Many previously reported QTLs/genomic regions were identified for aluminum tolerance that were phenotyped based on staining of roots tested in hydroponic solutions containing aluminum. This study collected the phenotypic data from field and identified the same major QTL as reported on chromosome 4DL, indicating the phenotyping method was feasible. The two new QTL for acidic soil tolerance identified in the same system can be utilized in winter wheat breeding programs. The variability of acidic soil tolerance may be caused by different seasons, in addition to developmental stages of plants and years and locations of experiments.

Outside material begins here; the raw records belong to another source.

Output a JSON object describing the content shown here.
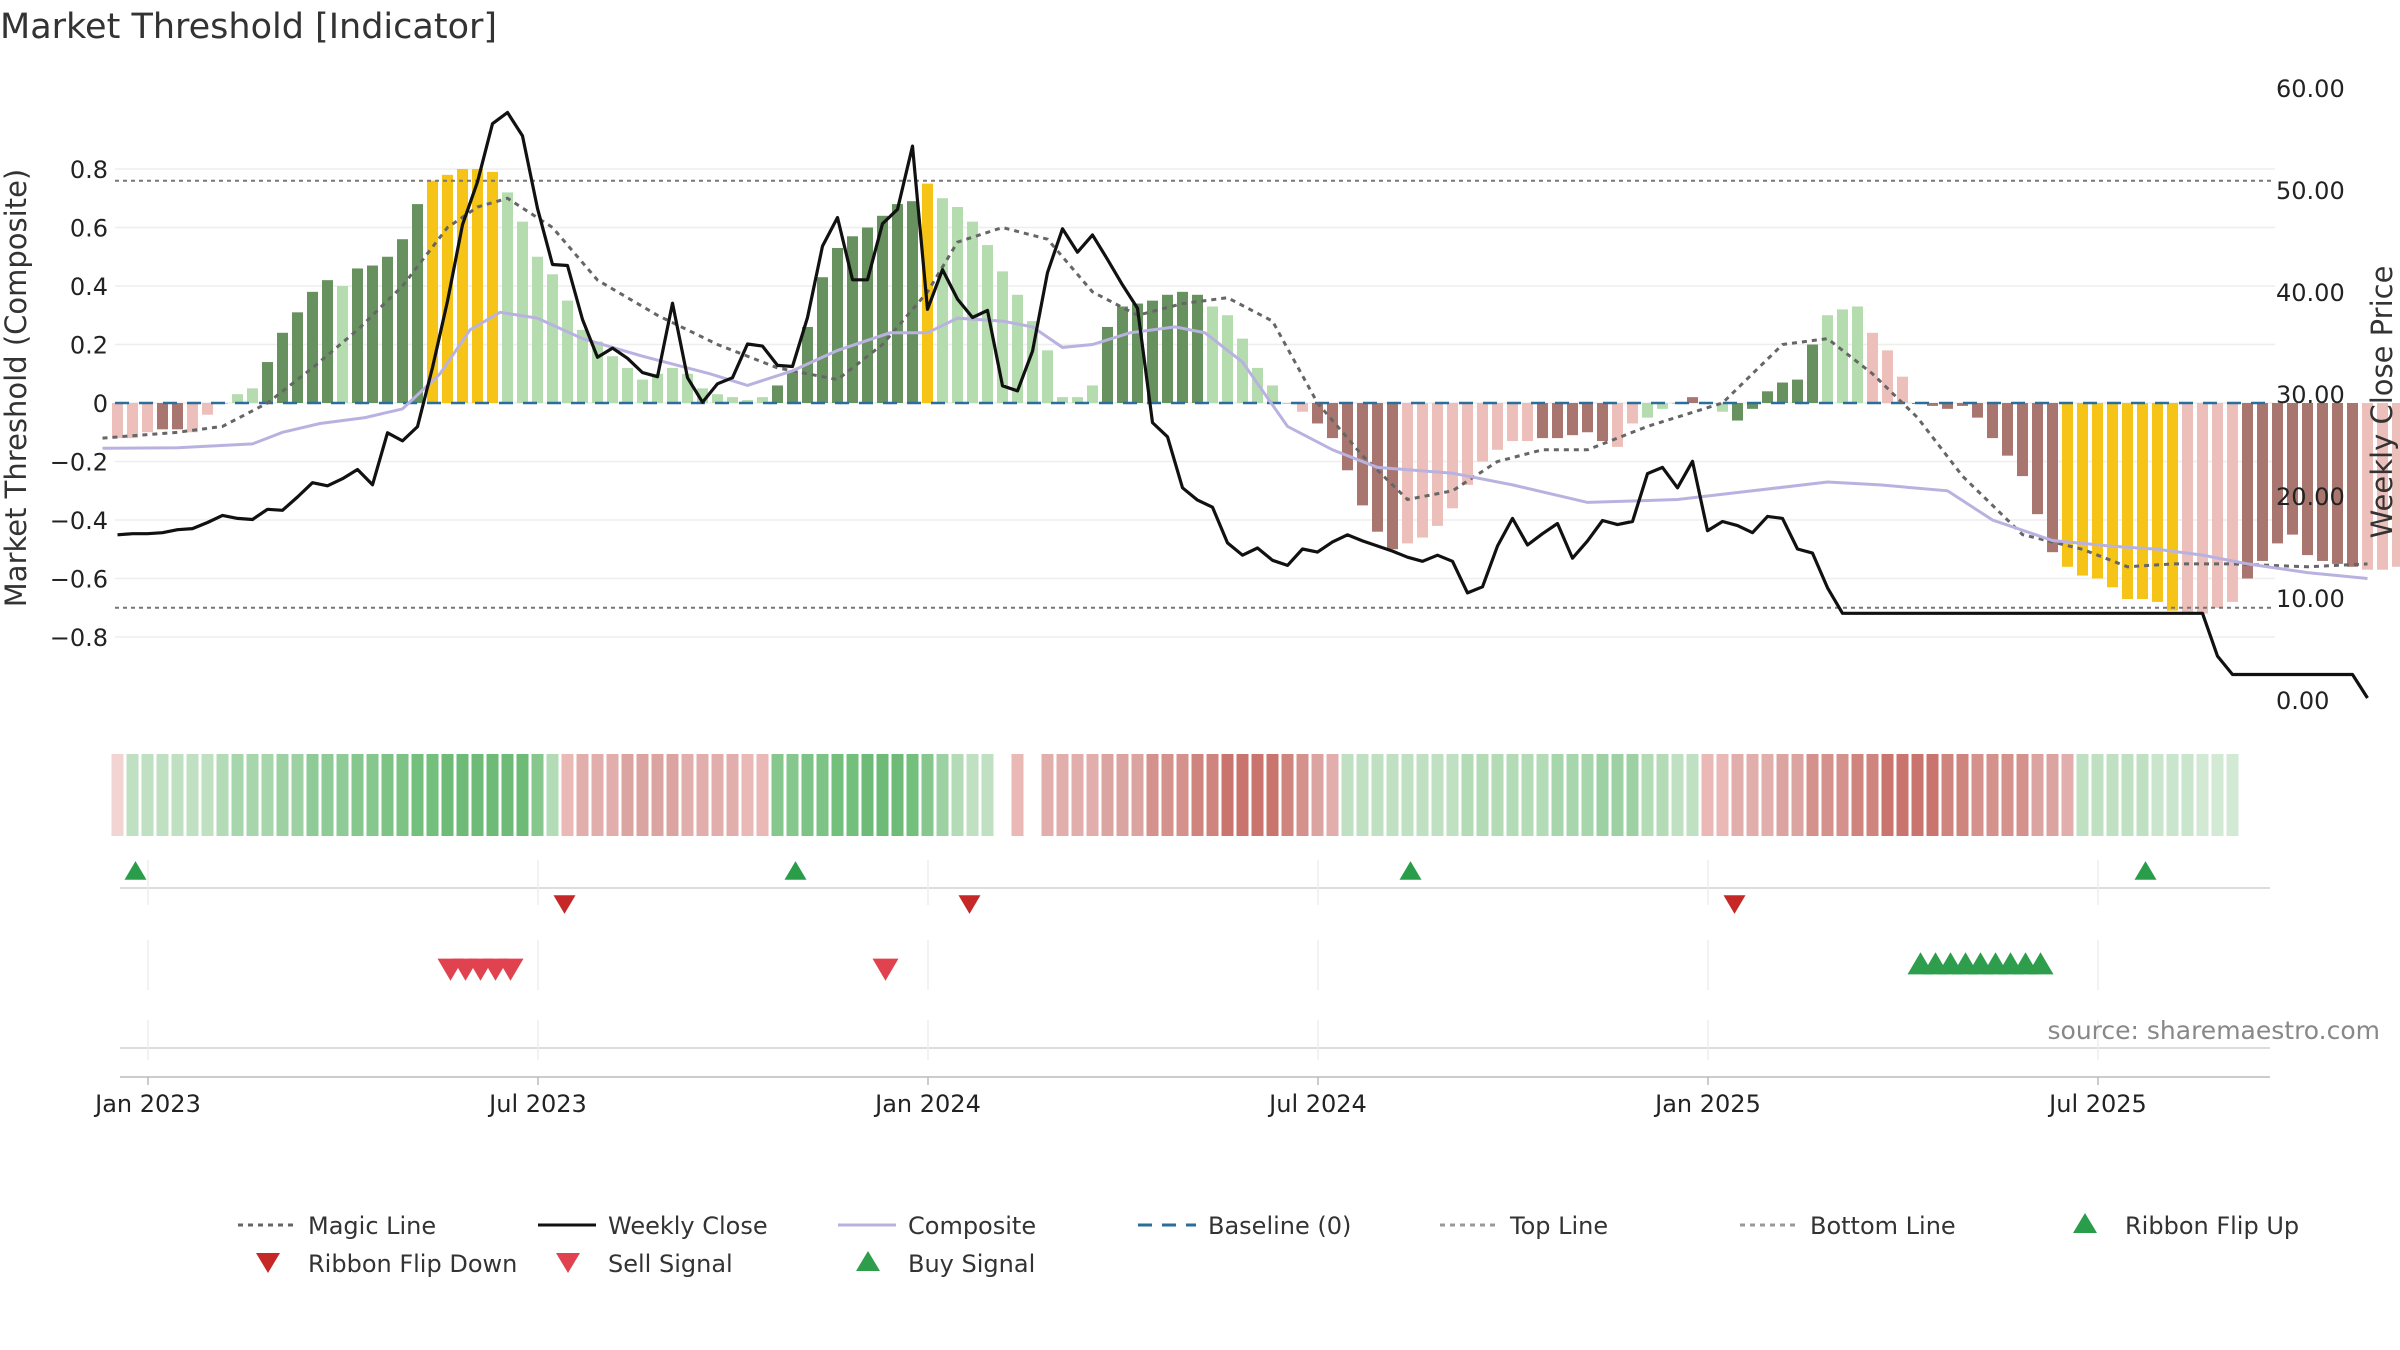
{
  "chart_data": {
    "type": "bar",
    "title": "Market Threshold [Indicator]",
    "ylabel": "Market Threshold (Composite)",
    "y2label": "Weekly Close Price",
    "source": "source: sharemaestro.com",
    "ylim": [
      -0.82,
      0.82
    ],
    "y2lim": [
      0,
      60
    ],
    "yticks": [
      "0.8",
      "0.6",
      "0.4",
      "0.2",
      "0",
      "−0.2",
      "−0.4",
      "−0.6",
      "−0.8"
    ],
    "yticks_values": [
      0.8,
      0.6,
      0.4,
      0.2,
      0,
      -0.2,
      -0.4,
      -0.6,
      -0.8
    ],
    "y2ticks": [
      "60.00",
      "50.00",
      "40.00",
      "30.00",
      "20.00",
      "10.00",
      "0.00"
    ],
    "y2ticks_values": [
      60,
      50,
      40,
      30,
      20,
      10,
      0
    ],
    "xticks": [
      "Jan 2023",
      "Jul 2023",
      "Jan 2024",
      "Jul 2024",
      "Jan 2025",
      "Jul 2025"
    ],
    "xticks_week": [
      1,
      27,
      53,
      79,
      105,
      131
    ],
    "top_line": 0.76,
    "bottom_line": -0.7,
    "baseline": 0,
    "composite_values": [
      -0.12,
      -0.12,
      -0.1,
      -0.09,
      -0.09,
      -0.1,
      -0.04,
      0,
      0.03,
      0.05,
      0.14,
      0.24,
      0.31,
      0.38,
      0.42,
      0.4,
      0.46,
      0.47,
      0.5,
      0.56,
      0.68,
      0.76,
      0.78,
      0.8,
      0.8,
      0.79,
      0.72,
      0.62,
      0.5,
      0.44,
      0.35,
      0.25,
      0.21,
      0.16,
      0.12,
      0.08,
      0.1,
      0.12,
      0.1,
      0.05,
      0.03,
      0.02,
      0.01,
      0.02,
      0.06,
      0.11,
      0.26,
      0.43,
      0.53,
      0.57,
      0.6,
      0.64,
      0.68,
      0.69,
      0.75,
      0.7,
      0.67,
      0.62,
      0.54,
      0.45,
      0.37,
      0.28,
      0.18,
      0.02,
      0.02,
      0.06,
      0.26,
      0.33,
      0.34,
      0.35,
      0.37,
      0.38,
      0.37,
      0.33,
      0.3,
      0.22,
      0.12,
      0.06,
      0.0,
      -0.03,
      -0.07,
      -0.12,
      -0.23,
      -0.35,
      -0.44,
      -0.5,
      -0.48,
      -0.46,
      -0.42,
      -0.36,
      -0.28,
      -0.2,
      -0.16,
      -0.13,
      -0.13,
      -0.12,
      -0.12,
      -0.11,
      -0.1,
      -0.13,
      -0.15,
      -0.07,
      -0.05,
      -0.02,
      0.0,
      0.02,
      0.0,
      -0.03,
      -0.06,
      -0.02,
      0.04,
      0.07,
      0.08,
      0.2,
      0.3,
      0.32,
      0.33,
      0.24,
      0.18,
      0.09,
      0.0,
      -0.01,
      -0.02,
      -0.01,
      -0.05,
      -0.12,
      -0.18,
      -0.25,
      -0.38,
      -0.51,
      -0.56,
      -0.59,
      -0.6,
      -0.63,
      -0.67,
      -0.67,
      -0.68,
      -0.71,
      -0.72,
      -0.72,
      -0.7,
      -0.68,
      -0.6,
      -0.54,
      -0.48,
      -0.45,
      -0.52,
      -0.54,
      -0.55,
      -0.56,
      -0.57,
      -0.57,
      -0.56,
      -0.56,
      -0.55,
      -0.55,
      -0.54
    ],
    "bar_class": [
      "ln",
      "ln",
      "ln",
      "ld",
      "ld",
      "ln",
      "ln",
      "gl",
      "gl",
      "gl",
      "gd",
      "gd",
      "gd",
      "gd",
      "gd",
      "gl",
      "gd",
      "gd",
      "gd",
      "gd",
      "gd",
      "y",
      "y",
      "y",
      "y",
      "y",
      "gl",
      "gl",
      "gl",
      "gl",
      "gl",
      "gl",
      "gl",
      "gl",
      "gl",
      "gl",
      "gl",
      "gl",
      "gl",
      "gl",
      "gl",
      "gl",
      "gl",
      "gl",
      "gd",
      "gd",
      "gd",
      "gd",
      "gd",
      "gd",
      "gd",
      "gd",
      "gd",
      "gd",
      "y",
      "gl",
      "gl",
      "gl",
      "gl",
      "gl",
      "gl",
      "gl",
      "gl",
      "gl",
      "gl",
      "gl",
      "gd",
      "gd",
      "gd",
      "gd",
      "gd",
      "gd",
      "gd",
      "gl",
      "gl",
      "gl",
      "gl",
      "gl",
      "gl",
      "ln",
      "ld",
      "ld",
      "ld",
      "ld",
      "ld",
      "ld",
      "ln",
      "ln",
      "ln",
      "ln",
      "ln",
      "ln",
      "ln",
      "ln",
      "ln",
      "ld",
      "ld",
      "ld",
      "ld",
      "ld",
      "ln",
      "ln",
      "gl",
      "gl",
      "gl",
      "ld",
      "ld",
      "gl",
      "gd",
      "gd",
      "gd",
      "gd",
      "gd",
      "gd",
      "gl",
      "gl",
      "gl",
      "ln",
      "ln",
      "ln",
      "ld",
      "ld",
      "ld",
      "ld",
      "ld",
      "ld",
      "ld",
      "ld",
      "ld",
      "ld",
      "y",
      "y",
      "y",
      "y",
      "y",
      "y",
      "y",
      "y",
      "ln",
      "ln",
      "ln",
      "ln",
      "ld",
      "ld",
      "ld",
      "ld",
      "ld",
      "ld",
      "ld",
      "ld",
      "ln",
      "ln",
      "ln",
      "ln"
    ],
    "weekly_close": [
      16.2,
      16.3,
      16.3,
      16.4,
      16.7,
      16.8,
      17.4,
      18.1,
      17.8,
      17.7,
      18.7,
      18.6,
      19.9,
      21.3,
      21.0,
      21.7,
      22.6,
      21.1,
      26.2,
      25.4,
      26.8,
      32.6,
      39.1,
      46.6,
      50.8,
      56.5,
      57.6,
      55.3,
      48.2,
      42.7,
      42.6,
      37.3,
      33.6,
      34.5,
      33.5,
      32.1,
      31.7,
      38.9,
      31.6,
      29.2,
      31.0,
      31.6,
      34.9,
      34.7,
      32.8,
      32.7,
      37.5,
      44.5,
      47.3,
      41.2,
      41.2,
      46.7,
      48.1,
      54.3,
      38.3,
      42.2,
      39.3,
      37.5,
      38.2,
      30.8,
      30.3,
      34.2,
      41.9,
      46.2,
      43.9,
      45.6,
      43.2,
      40.7,
      38.4,
      27.2,
      25.8,
      20.8,
      19.6,
      18.9,
      15.4,
      14.2,
      14.9,
      13.7,
      13.2,
      14.8,
      14.5,
      15.5,
      16.2,
      15.6,
      15.1,
      14.6,
      14.0,
      13.6,
      14.2,
      13.6,
      10.5,
      11.1,
      15.1,
      17.8,
      15.2,
      16.3,
      17.3,
      13.9,
      15.6,
      17.6,
      17.2,
      17.5,
      22.2,
      22.8,
      20.8,
      23.4,
      16.6,
      17.5,
      17.1,
      16.4,
      18.0,
      17.8,
      14.8,
      14.4,
      11.0,
      8.5,
      8.5,
      8.5,
      8.5,
      8.5,
      8.5,
      8.5,
      8.5,
      8.5,
      8.5,
      8.5,
      8.5,
      8.5,
      8.5,
      8.5,
      8.5,
      8.5,
      8.5,
      8.5,
      8.5,
      8.5,
      8.5,
      8.5,
      8.5,
      8.5,
      4.3,
      2.5,
      2.5,
      2.5,
      2.5,
      2.5,
      2.5,
      2.5,
      2.5,
      2.5,
      0.2
    ],
    "composite_line": [
      [
        -2,
        -0.155
      ],
      [
        8,
        -0.153
      ],
      [
        18,
        -0.14
      ],
      [
        22,
        -0.1
      ],
      [
        27,
        -0.07
      ],
      [
        33,
        -0.05
      ],
      [
        38,
        -0.02
      ],
      [
        43,
        0.1
      ],
      [
        47,
        0.25
      ],
      [
        51,
        0.31
      ],
      [
        56,
        0.29
      ],
      [
        62,
        0.22
      ],
      [
        70,
        0.16
      ],
      [
        79,
        0.1
      ],
      [
        84,
        0.06
      ],
      [
        90,
        0.11
      ],
      [
        96,
        0.18
      ],
      [
        103,
        0.24
      ],
      [
        108,
        0.24
      ],
      [
        112,
        0.29
      ],
      [
        118,
        0.28
      ],
      [
        122,
        0.26
      ],
      [
        126,
        0.19
      ],
      [
        130,
        0.2
      ],
      [
        135,
        0.24
      ],
      [
        141,
        0.26
      ],
      [
        145,
        0.24
      ],
      [
        150,
        0.14
      ],
      [
        156,
        -0.08
      ],
      [
        162,
        -0.16
      ],
      [
        168,
        -0.22
      ],
      [
        178,
        -0.24
      ],
      [
        186,
        -0.28
      ],
      [
        196,
        -0.34
      ],
      [
        208,
        -0.33
      ],
      [
        218,
        -0.3
      ],
      [
        228,
        -0.27
      ],
      [
        235,
        -0.28
      ],
      [
        244,
        -0.3
      ],
      [
        250,
        -0.4
      ],
      [
        258,
        -0.47
      ],
      [
        266,
        -0.49
      ],
      [
        272,
        -0.5
      ],
      [
        278,
        -0.52
      ],
      [
        284,
        -0.55
      ],
      [
        292,
        -0.58
      ],
      [
        300,
        -0.6
      ]
    ],
    "magic_line": [
      [
        -2,
        -0.12
      ],
      [
        8,
        -0.1
      ],
      [
        14,
        -0.08
      ],
      [
        20,
        0.0
      ],
      [
        26,
        0.12
      ],
      [
        32,
        0.25
      ],
      [
        38,
        0.4
      ],
      [
        44,
        0.6
      ],
      [
        48,
        0.67
      ],
      [
        52,
        0.7
      ],
      [
        58,
        0.6
      ],
      [
        64,
        0.42
      ],
      [
        72,
        0.3
      ],
      [
        80,
        0.2
      ],
      [
        88,
        0.12
      ],
      [
        96,
        0.08
      ],
      [
        102,
        0.2
      ],
      [
        108,
        0.38
      ],
      [
        112,
        0.55
      ],
      [
        118,
        0.6
      ],
      [
        124,
        0.56
      ],
      [
        130,
        0.38
      ],
      [
        136,
        0.3
      ],
      [
        142,
        0.34
      ],
      [
        148,
        0.36
      ],
      [
        154,
        0.28
      ],
      [
        160,
        0.0
      ],
      [
        166,
        -0.18
      ],
      [
        172,
        -0.33
      ],
      [
        178,
        -0.3
      ],
      [
        184,
        -0.2
      ],
      [
        190,
        -0.16
      ],
      [
        196,
        -0.16
      ],
      [
        204,
        -0.08
      ],
      [
        214,
        0.0
      ],
      [
        222,
        0.2
      ],
      [
        228,
        0.22
      ],
      [
        234,
        0.1
      ],
      [
        240,
        -0.05
      ],
      [
        246,
        -0.25
      ],
      [
        254,
        -0.45
      ],
      [
        262,
        -0.5
      ],
      [
        268,
        -0.56
      ],
      [
        274,
        -0.55
      ],
      [
        282,
        -0.55
      ],
      [
        292,
        -0.56
      ],
      [
        300,
        -0.55
      ]
    ],
    "ribbon_colors": [
      "#f2d4d2",
      "#bfe1c2",
      "#bfe1c2",
      "#bfe1c2",
      "#bfe1c2",
      "#bfe1c2",
      "#bfe1c2",
      "#b2dbb6",
      "#a8d6ac",
      "#a8d6ac",
      "#a8d6ac",
      "#9dd1a3",
      "#9dd1a3",
      "#8fcb96",
      "#8fcb96",
      "#8fcb96",
      "#86c78d",
      "#86c78d",
      "#7dc385",
      "#7dc385",
      "#73bf7c",
      "#73bf7c",
      "#6dbb77",
      "#6dbb77",
      "#6dbb77",
      "#6dbb77",
      "#6dbb77",
      "#6dbb77",
      "#86c78d",
      "#b2dbb6",
      "#eab9b6",
      "#e2aeab",
      "#e2aeab",
      "#e2aeab",
      "#dca4a1",
      "#dca4a1",
      "#dca4a1",
      "#dca4a1",
      "#e2aeab",
      "#e2aeab",
      "#e2aeab",
      "#e2aeab",
      "#eab9b6",
      "#eab9b6",
      "#86c78d",
      "#86c78d",
      "#7dc385",
      "#7dc385",
      "#73bf7c",
      "#73bf7c",
      "#6dbb77",
      "#6dbb77",
      "#6dbb77",
      "#73bf7c",
      "#86c78d",
      "#9dd1a3",
      "#b2dbb6",
      "#bfe1c2",
      "#bfe1c2",
      "#ffffff",
      "#eab9b6",
      "#ffffff",
      "#e2aeab",
      "#e2aeab",
      "#e2aeab",
      "#e2aeab",
      "#dca4a1",
      "#dca4a1",
      "#dca4a1",
      "#d5928d",
      "#d5928d",
      "#d5928d",
      "#cf847e",
      "#cf847e",
      "#c9746d",
      "#c9746d",
      "#c9746d",
      "#c9746d",
      "#cf847e",
      "#d5928d",
      "#dca4a1",
      "#e2aeab",
      "#bfe1c2",
      "#bfe1c2",
      "#bfe1c2",
      "#bfe1c2",
      "#bfe1c2",
      "#bfe1c2",
      "#bfe1c2",
      "#bfe1c2",
      "#b2dbb6",
      "#b2dbb6",
      "#b2dbb6",
      "#b2dbb6",
      "#b2dbb6",
      "#b2dbb6",
      "#a8d6ac",
      "#a8d6ac",
      "#a8d6ac",
      "#9dd1a3",
      "#9dd1a3",
      "#9dd1a3",
      "#b2dbb6",
      "#b2dbb6",
      "#bfe1c2",
      "#bfe1c2",
      "#eab9b6",
      "#eab9b6",
      "#e2aeab",
      "#e2aeab",
      "#e2aeab",
      "#dca4a1",
      "#dca4a1",
      "#d5928d",
      "#d5928d",
      "#d5928d",
      "#cf847e",
      "#cf847e",
      "#c9746d",
      "#c9746d",
      "#c9746d",
      "#c9746d",
      "#cf847e",
      "#cf847e",
      "#d5928d",
      "#d5928d",
      "#d5928d",
      "#d5928d",
      "#dca4a1",
      "#dca4a1",
      "#e2aeab",
      "#bfe1c2",
      "#bfe1c2",
      "#bfe1c2",
      "#bfe1c2",
      "#bfe1c2",
      "#c9e6cc",
      "#c9e6cc",
      "#c9e6cc",
      "#d2ead4",
      "#d2ead4",
      "#d2ead4"
    ],
    "ribbon_flip_up_weeks": [
      0,
      44,
      85,
      134
    ],
    "ribbon_flip_down_weeks": [
      29,
      56,
      107
    ],
    "sell_signal_weeks": [
      22,
      23,
      24,
      25,
      26,
      51
    ],
    "buy_signal_weeks": [
      119,
      120,
      121,
      122,
      123,
      124,
      125,
      126,
      127
    ],
    "legend": [
      {
        "label": "Magic Line",
        "style": "dotted",
        "color": "#666666"
      },
      {
        "label": "Weekly Close",
        "style": "solid",
        "color": "#111111"
      },
      {
        "label": "Composite",
        "style": "solid",
        "color": "#b9b2e0"
      },
      {
        "label": "Baseline (0)",
        "style": "dashed",
        "color": "#2a6f9b"
      },
      {
        "label": "Top Line",
        "style": "dotted",
        "color": "#999999"
      },
      {
        "label": "Bottom Line",
        "style": "dotted",
        "color": "#999999"
      },
      {
        "label": "Ribbon Flip Up",
        "style": "triangle-up",
        "color": "#2a9d4a"
      },
      {
        "label": "Ribbon Flip Down",
        "style": "triangle-down",
        "color": "#c62828"
      },
      {
        "label": "Sell Signal",
        "style": "triangle-down",
        "color": "#e0434f"
      },
      {
        "label": "Buy Signal",
        "style": "triangle-up",
        "color": "#2e9e4d"
      }
    ],
    "colors": {
      "y": "#f6c416",
      "gd": "#67925f",
      "gl": "#b4dcae",
      "ld": "#a8766f",
      "ln": "#ecbfba"
    },
    "legend_placement": "bottom-center",
    "grid": true
  }
}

For example, plant shoots may be less dependent on roots in taking up water from deep soils in a wet season than a dry season. The peak of the QAlmt.osu-2D was in a 5.7-cM region between CFD16 and SNP51738501, and the peak of the QAlmt.osu-7B was in a 4.0-cM region between SNP55699328 and GWM577. These flanking markers and their linked markers can be used in molecular breeding for improvement of acidic soil tolerance in wheat.

This study indicates that the tolerance of winter wheat cultivars grown in the southern Great Plains to acidic soils is mainly controlled by three genes: two in Jagger (TaALMT1 and QAlmt.osu-7B) and one in 2174 (QAlmt.osu-2D). Sufficient levels of tolerance have been observed in hard red winter wheat cultivars (Kariuki et al. 2007), which may be inadvertently retained or selected by local breeders. Instead, breeders would be better served with selection tools that enable favorable alleles to be combined across multiple loci into a single genotype. Development of molecular markers for the presence of the resistant allele at all of the three genes/loci will accelerate their utilization in future breeding of novel winter wheat cultivars adapted to acid soil conditions throughout wheat plant development.